Doğum günüm olan yılbaşına hasta olarak girme korkusu sarmıştı beni. Yakındaki
bir doktorun özel muayenehanesine gittim ve doktorla hastalığımı unutturan
inanılmaz bir diyalog yaşadım.
Bütün derdim 4 gün
sonra Singapur’da geçireceğim yılbaşına kadar iyileşmekti ve onun için her
türlü ilacı almaya hazırdım aslında. Bekleme odasında kayıt yaptırırken pasaportumu
gören doktor. “Oooo… My Muslim brother” (Müslüman Kardeşim) diyerek beni sıra
bekletmeden içeri aldı.
Büyük bir merak ve
ilgiyle hem dini hem siyasi konularda sohbet etmek isteyen doktoru kırmak
istemiyordum ama halsizlikten ve bitkinlikten zor bile konuşur haldeyken tek
derdim tedaviyi konuşmaktı. En sonunda hastalığımla ilgili ilaçlarımı yazıp,
bana bilgi vermeye başladığında, o halsiz halime rağmen pür dikkat doktoru
dinlemeye başladım.
Doktorun günde bir
tane almam için verdiği ilacı saydım hemen. Bu ilaçtan 7 adet vardı ve 4 gün
sonraki yılbaşında da bu ilacı içecek olmamdan dolayı ilaçla birlikte alkol
alıp alamayacağımı öğrenmek istiyordum. Belki o an için konuşmaya bile pek takatim
yoktu ama doğum gününüz yılbaşına denk geliyorsa ve üstelik kutlamak için dünyanın
öbür ucuna gitmişseniz, inanın zamanınızın güzel geçeceğinden emin olmak istiyorsunuz. Bu
yüzden yılbaşına iyileşmiş bir şekilde girmeye kararlıydım.
![]() |
Petronas Kuleleri - Kuala Lumpur |
İki lafından birinde
“İnşallah”, “Maşallah” diyen doktora da alkol alıp alamayacağımı sormaya
çekiniyordum doğrusu. Her cümlesine “Müslüman Kardeşim” diyerek başlayan
doktora alkolle ilgili soru sormam hoş olmayabilirdi. Ben de hem onu kırmadan
hem de soruma bir cevap alabilmek adına, “31 Aralığa kadar iyileşir miyim
sizce?” deyiverdim.
Cevapsa, tamamen
bilinmezlik içeriyordu; “Ben bilmem Allah bilir”. Koyu müslümanların yılbaşını
kutlamadıklarını biliyordum, o yüzden “doğum günüm 31 Aralık o yüzden merak ediyorum”

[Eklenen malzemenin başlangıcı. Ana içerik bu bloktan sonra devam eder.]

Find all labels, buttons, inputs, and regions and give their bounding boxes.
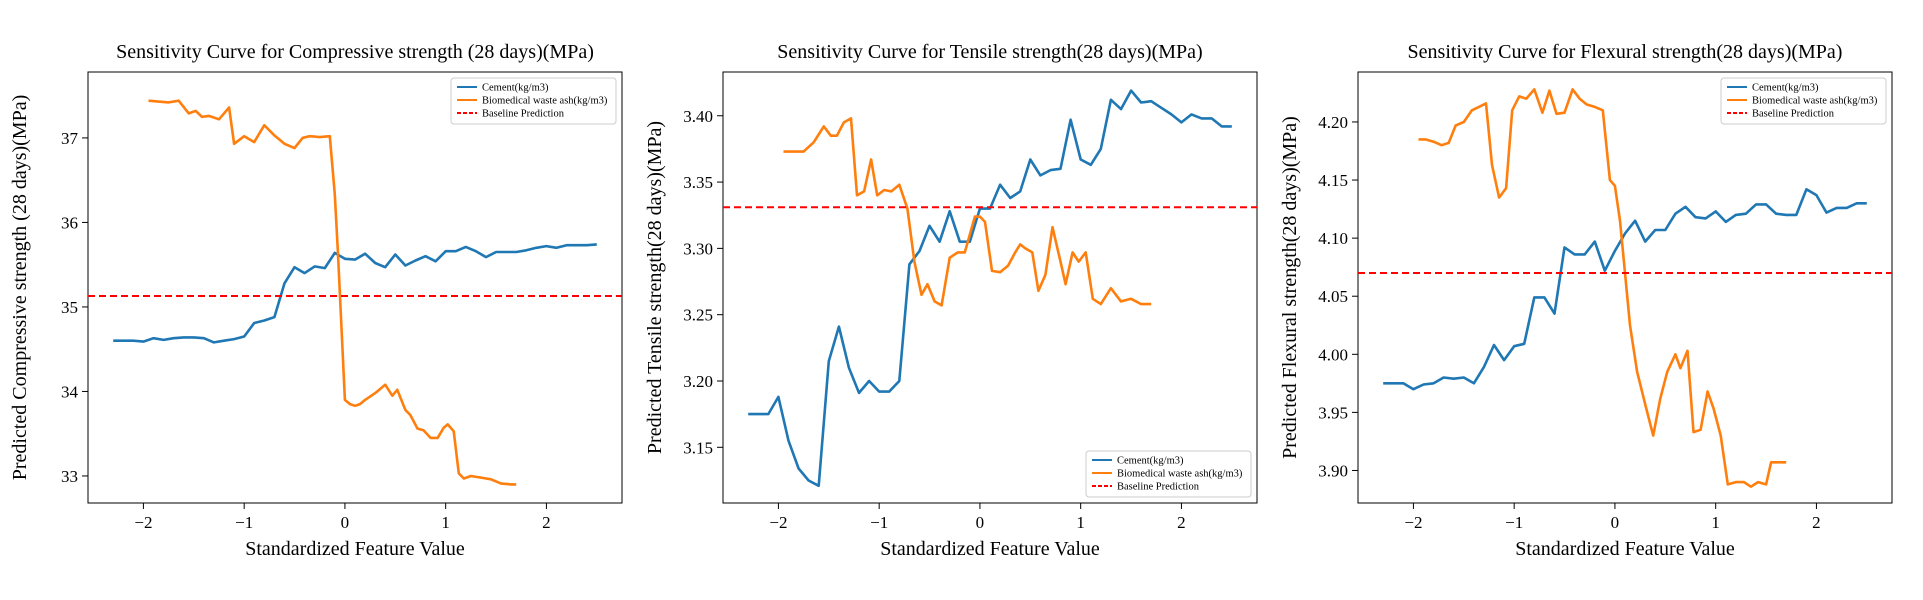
plot-frame bbox=[1357, 71, 1893, 504]
chart-title: Sensitivity Curve for Compressive streng… bbox=[116, 41, 594, 63]
legend-label: Biomedical waste ash(kg/m3) bbox=[1752, 96, 1878, 107]
x-tick-label: 2 bbox=[542, 513, 551, 532]
x-tick-label: 1 bbox=[1711, 513, 1720, 532]
y-tick-label: 4.05 bbox=[1318, 287, 1348, 306]
y-axis-label: Predicted Tensile strength(28 days)(MPa) bbox=[644, 121, 666, 454]
legend-label: Biomedical waste ash(kg/m3) bbox=[482, 96, 608, 107]
y-tick-label: 4.15 bbox=[1318, 171, 1348, 190]
y-tick-label: 4.10 bbox=[1318, 229, 1348, 248]
y-tick-label: 37 bbox=[61, 129, 79, 148]
x-axis-label: Standardized Feature Value bbox=[1515, 538, 1735, 560]
x-tick-label: 0 bbox=[341, 513, 350, 532]
y-tick-label: 33 bbox=[61, 467, 78, 486]
legend-label: Cement(kg/m3) bbox=[1752, 83, 1819, 94]
x-axis-label: Standardized Feature Value bbox=[245, 538, 465, 560]
y-tick-label: 36 bbox=[61, 213, 78, 232]
series-line-cement bbox=[1383, 188, 1867, 391]
x-tick-label: −2 bbox=[1404, 513, 1422, 532]
y-tick-label: 35 bbox=[61, 298, 78, 317]
x-tick-label: −2 bbox=[769, 513, 787, 532]
series-line-biomedical-waste-ash bbox=[1418, 88, 1787, 489]
y-tick-label: 4.00 bbox=[1318, 345, 1348, 364]
x-tick-label: −1 bbox=[870, 513, 888, 532]
x-tick-label: −1 bbox=[1505, 513, 1523, 532]
chart-panel-2: Sensitivity Curve for Tensile strength(2… bbox=[644, 41, 1258, 560]
y-axis-label: Predicted Compressive strength (28 days)… bbox=[9, 95, 31, 480]
legend: Cement(kg/m3) Biomedical waste ash(kg/m3)… bbox=[1085, 450, 1252, 498]
legend-label: Baseline Prediction bbox=[1752, 109, 1835, 120]
y-tick-label: 3.15 bbox=[683, 438, 713, 457]
chart-title: Sensitivity Curve for Tensile strength(2… bbox=[777, 41, 1202, 63]
series-line-biomedical-waste-ash bbox=[148, 99, 517, 486]
legend-label: Biomedical waste ash(kg/m3) bbox=[1117, 469, 1243, 480]
y-tick-label: 4.20 bbox=[1318, 113, 1348, 132]
plot-frame bbox=[87, 71, 623, 504]
y-axis-label: Predicted Flexural strength(28 days)(MPa… bbox=[1279, 116, 1301, 459]
x-tick-label: 0 bbox=[976, 513, 985, 532]
series-line-cement bbox=[748, 89, 1232, 488]
legend-label: Cement(kg/m3) bbox=[482, 83, 549, 94]
legend-label: Cement(kg/m3) bbox=[1117, 456, 1184, 467]
y-tick-label: 3.35 bbox=[683, 173, 713, 192]
x-tick-label: −2 bbox=[134, 513, 152, 532]
series-line-cement bbox=[113, 243, 597, 344]
plot-frame bbox=[722, 71, 1258, 504]
y-tick-label: 3.30 bbox=[683, 239, 713, 258]
y-tick-label: 3.25 bbox=[683, 306, 713, 325]
x-tick-label: 0 bbox=[1611, 513, 1620, 532]
legend-box bbox=[1085, 450, 1252, 498]
y-tick-label: 3.40 bbox=[683, 107, 713, 126]
x-tick-label: 2 bbox=[1177, 513, 1186, 532]
y-tick-label: 3.90 bbox=[1318, 461, 1348, 480]
y-tick-label: 34 bbox=[61, 382, 79, 401]
legend-label: Baseline Prediction bbox=[1117, 482, 1200, 493]
y-tick-label: 3.20 bbox=[683, 372, 713, 391]
x-tick-label: 2 bbox=[1812, 513, 1821, 532]
legend-label: Baseline Prediction bbox=[482, 109, 565, 120]
x-axis-label: Standardized Feature Value bbox=[880, 538, 1100, 560]
chart-panel-3: Sensitivity Curve for Flexural strength(… bbox=[1279, 41, 1893, 560]
series-line-biomedical-waste-ash bbox=[783, 117, 1152, 307]
x-tick-label: 1 bbox=[441, 513, 450, 532]
legend: Cement(kg/m3) Biomedical waste ash(kg/m3)… bbox=[450, 77, 617, 125]
chart-title: Sensitivity Curve for Flexural strength(… bbox=[1408, 41, 1843, 63]
x-tick-label: 1 bbox=[1076, 513, 1085, 532]
x-tick-label: −1 bbox=[235, 513, 253, 532]
chart-panel-1: Sensitivity Curve for Compressive streng… bbox=[9, 41, 623, 560]
legend-box bbox=[1720, 77, 1887, 125]
legend-box bbox=[450, 77, 617, 125]
legend: Cement(kg/m3) Biomedical waste ash(kg/m3)… bbox=[1720, 77, 1887, 125]
y-tick-label: 3.95 bbox=[1318, 403, 1348, 422]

deme gereği duydum. Fakat koyu müslümanlar doğum günlerini de kutlamazlarmış ve cevap
değişmemişti. Konuyu döndürerek tekrar tekrar sordum, doktorun bir fikri yoktu. Ne sorsam "Allah bilir" diyordu. Tahmini bir süre bile alamamıştım doktordan. Zaten 31 Aralığa kadar iyileşemezsem gece 12’ye kadar
ayakta duracak halim bile olmayacaktı. Gereksiz yere endişeleniyorum, yaşayıp görelim diye düşündüm.
4 Gün sonra
Singapur’daydım, 31 Aralıktı ve kendimi oldukça iyi hissediyordum. Tayland’da tanıştığım arkadaşlarımla
buluşup Singapur’un altını üstüne getirircesine eğlendiğimizi iyi hatırlıyorum ama alkolün etkisiyle geceyi nasıl sonlandırdığımı çok iyi hatırlayamıyorum.